MENTIR por María Teresa Andruetto
¿Qué puede hacer una niña tímida, de ocho, nueve, diez años,
que tiene nariz grande, piernas flacas, ropa deslucida y que se sabe invisible
para sus compañeras de grado? ¿Qué puede hacer esa niña a la que su madre ha
contado cuentos cuando ella era la niña de la niña que hoy es, sino leer, leer
desaforadamente todo lo que hay en su casa? ¿Y qué hay en su casa? Una mezcla
de Twain y D´Amicis, de Stevenson y Tagore, de Dumas y Olegario Andrade, de
Collodi y Kempis, una edición bellísima de El Quijote, varios Shakespeare en
las ediciones populares de Tor, una Divina Comedia, un Decamerón, muchos libros
sobre cooperativismo, muchas biografías y relatos de viaje, una colección de
literatura política argentina que tiene desde Alberdi a Monteagudo, desde
Moreno a Mansilla, con todo Sarmiento y todo Echeverría, y, sobre todo, mucha y
buena literatura informativa, enciclopedias, diccionarios, historias
universales y argentinas, historias de la música, del arte, de la fotografía,
de la filatelia... porque no era la literatura sino el conocimiento lo que
primaba en la casa y había que saber, saber cómo se hacen las cosas, cómo está
compuesto el universo, cómo se generó la vida en la Tierra... porque los libros
tenían un sentido utilitario y tal vez no hiciera falta leer una novela, pero
cómo ignorar la evolución de la pintura desde Altamira hasta Picasso.
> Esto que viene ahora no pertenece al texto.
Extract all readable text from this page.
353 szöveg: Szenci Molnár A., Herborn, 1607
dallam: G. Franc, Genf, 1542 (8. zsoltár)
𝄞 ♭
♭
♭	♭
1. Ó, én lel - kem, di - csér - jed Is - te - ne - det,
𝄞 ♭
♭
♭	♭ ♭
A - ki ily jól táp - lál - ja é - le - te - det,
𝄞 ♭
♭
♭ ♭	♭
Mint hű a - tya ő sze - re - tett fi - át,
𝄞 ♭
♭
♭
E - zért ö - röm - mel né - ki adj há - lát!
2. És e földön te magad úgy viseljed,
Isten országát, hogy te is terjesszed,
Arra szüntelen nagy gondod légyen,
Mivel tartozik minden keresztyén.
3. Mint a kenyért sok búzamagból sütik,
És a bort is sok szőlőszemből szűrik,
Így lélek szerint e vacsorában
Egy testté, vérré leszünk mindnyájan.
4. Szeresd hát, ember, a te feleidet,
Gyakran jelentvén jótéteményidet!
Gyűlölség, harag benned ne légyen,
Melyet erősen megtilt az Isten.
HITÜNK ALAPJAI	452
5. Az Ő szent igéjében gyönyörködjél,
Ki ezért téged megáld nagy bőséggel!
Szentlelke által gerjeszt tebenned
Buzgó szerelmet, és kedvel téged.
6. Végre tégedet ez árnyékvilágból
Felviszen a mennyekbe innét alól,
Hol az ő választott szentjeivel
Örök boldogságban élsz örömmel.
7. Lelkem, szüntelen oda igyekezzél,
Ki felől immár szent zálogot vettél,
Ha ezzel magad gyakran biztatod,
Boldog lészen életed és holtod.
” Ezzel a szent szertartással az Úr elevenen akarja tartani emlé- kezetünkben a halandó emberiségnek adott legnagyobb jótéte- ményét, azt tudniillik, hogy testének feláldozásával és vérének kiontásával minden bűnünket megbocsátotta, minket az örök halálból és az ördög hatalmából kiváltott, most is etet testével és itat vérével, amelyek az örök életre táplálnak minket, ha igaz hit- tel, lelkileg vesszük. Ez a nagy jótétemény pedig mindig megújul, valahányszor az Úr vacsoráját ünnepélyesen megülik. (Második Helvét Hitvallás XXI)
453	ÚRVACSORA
Y yo, la
niña que yo era, iba por esos libros inmensos que, sin duda, no comprendía, con
el mismo desparpajo, con la misma irreverencia con que transitaba por las fotonovelas
—Nocturno, Chabela, Idiliofilm— que había, a montones, en la casa de mi amiga Rosa, o por
las hojas teñidas de sangre de la revista Así en las que el carnicero envolvía la
carne que me habían mandado a comprar. Todo tenía para la imaginación de mis
ocho, mis diez años, el mismo valor, porque yo iba por esos libros y diarios y
revistas, buscando anécdotas, historias, para contárselas a mis compañeras de
grado, historias que, mentirosa, contaba como propias. Iba a la escuela cada
mañana, y en el recreo largo, me sentaba en un banco de cemento, en el patio y
les contaba a mis compañeras de entonces algo que había leído el día anterior,
una historia que alargaba o modificaba a mi antojo, para agregar suspenso o
acabar a tiempo para regresar al aula. Ellas no sabían que esas historias no me
pertenecían, que se trataba de episodios robados a los libros, y yo sentía por
eso una inmensa vergüenza, pero lo mismo contaba, como un vicio cuya marcha no
podemos detener, yo contaba. Lo que no sabía era que en aquellas historias
narradas para que me quisieran mis compañeras de grado, yo estaba ejercitándome
ya en esta pasión, en este delicado hacer, en esto que Abelardo Castillo llama el oficio de mentir.